De même, selon la jurisprudence, le coindivisaire, lorsqu'il exerce le droit de préemption de l'article 815-14 du code civil, se substitue à l'acquéreur évincé en tous ses droits et obligations, notamment en son obligation contractuelle de payer une commission à l'agent immobilier, sans qu'il y ait lieu de distinguer selon que la commission résulte d'un mandat consenti par le vendeur ou d'un mandat consenti par l'acquéreur (Civ, 1ère, 26 mars 1996, n° 9317574 Publié).


Dans le cas d'une clause de préférence inscrite dans un bail commercial au profit du locataire, il a été jugé que l'exercice du droit de préférence ayant pour effet de substituer le locataire dans les droits et obligations de l'acquéreur évincé, ce locataire est tenu de payer la totalité du prix convenu avec l'acquéreur évincé, y compris la commission de l'agent immobilier. Si le locataire n'offre de payer que le prix hors frais d'agence, il n'exerce pas valablement son droit de préférence conventionnel (Civ, 3ème, 28 septembre 2022, n° 21-18007 Inédit).

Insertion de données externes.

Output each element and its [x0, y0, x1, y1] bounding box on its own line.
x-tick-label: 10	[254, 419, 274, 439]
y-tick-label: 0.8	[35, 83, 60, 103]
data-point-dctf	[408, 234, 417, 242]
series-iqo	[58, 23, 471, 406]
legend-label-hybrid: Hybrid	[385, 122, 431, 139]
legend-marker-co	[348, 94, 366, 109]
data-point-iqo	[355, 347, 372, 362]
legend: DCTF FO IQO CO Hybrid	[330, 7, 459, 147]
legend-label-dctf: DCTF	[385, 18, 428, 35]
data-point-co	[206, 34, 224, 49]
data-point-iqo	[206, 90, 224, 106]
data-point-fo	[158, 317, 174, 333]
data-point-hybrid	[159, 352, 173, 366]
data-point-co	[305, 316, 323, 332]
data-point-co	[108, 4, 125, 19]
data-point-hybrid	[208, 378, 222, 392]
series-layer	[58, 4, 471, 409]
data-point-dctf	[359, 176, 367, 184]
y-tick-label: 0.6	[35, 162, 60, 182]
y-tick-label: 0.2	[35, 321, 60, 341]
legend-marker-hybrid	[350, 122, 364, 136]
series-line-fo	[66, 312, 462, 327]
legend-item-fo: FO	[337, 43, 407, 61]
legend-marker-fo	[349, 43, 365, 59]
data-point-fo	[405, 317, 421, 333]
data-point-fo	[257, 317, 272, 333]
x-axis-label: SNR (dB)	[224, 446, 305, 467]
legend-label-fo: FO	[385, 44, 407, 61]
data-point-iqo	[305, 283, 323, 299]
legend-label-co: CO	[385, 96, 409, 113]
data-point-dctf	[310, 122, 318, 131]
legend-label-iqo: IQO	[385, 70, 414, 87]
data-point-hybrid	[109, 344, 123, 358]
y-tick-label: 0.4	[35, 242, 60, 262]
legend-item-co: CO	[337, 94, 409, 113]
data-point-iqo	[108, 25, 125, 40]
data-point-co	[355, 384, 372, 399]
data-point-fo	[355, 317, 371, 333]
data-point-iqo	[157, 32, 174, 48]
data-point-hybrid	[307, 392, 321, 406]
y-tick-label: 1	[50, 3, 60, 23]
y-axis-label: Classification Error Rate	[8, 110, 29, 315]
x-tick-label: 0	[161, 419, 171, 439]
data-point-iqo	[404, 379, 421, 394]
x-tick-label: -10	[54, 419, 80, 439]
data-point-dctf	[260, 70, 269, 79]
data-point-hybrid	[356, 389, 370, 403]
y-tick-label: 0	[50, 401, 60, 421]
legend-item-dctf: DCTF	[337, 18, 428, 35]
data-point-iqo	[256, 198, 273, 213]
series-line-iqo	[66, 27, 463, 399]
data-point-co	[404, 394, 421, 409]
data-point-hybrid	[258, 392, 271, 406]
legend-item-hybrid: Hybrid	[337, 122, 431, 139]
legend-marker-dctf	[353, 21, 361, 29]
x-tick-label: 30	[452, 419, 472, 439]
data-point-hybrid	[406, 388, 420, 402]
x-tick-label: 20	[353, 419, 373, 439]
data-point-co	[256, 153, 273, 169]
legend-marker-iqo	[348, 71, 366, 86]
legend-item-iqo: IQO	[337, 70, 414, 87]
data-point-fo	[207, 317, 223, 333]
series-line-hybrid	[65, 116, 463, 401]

Pour l'exercice du droit de préemption conféré par la loi au locataire commercial par l'article 145-46-1 du code de commerce, créé par la loi du 18 juin 2014 et étroitement inspiré des dispositions analogues de la loi du 6 juillet 1989, les juges décident que l'offre de vente au locataire commercial ne peut inclure dans le prix offert des honoraires de négociation d'un agent immobilier puisque aucun intermédiaire n'est nécessaire ou utile pour réaliser la vente, laquelle ne résulte que de la loi (Civ, 3ème, 23 septembre 2021, n° 20-17799 Publié ; Civ, 3ème, 28 juin 2018, n° 17-14605 Publié). Les deux arrêts cités se rapporte à l'exercice du droit de préemption principal, non pas au droit de préemption subsidiaire.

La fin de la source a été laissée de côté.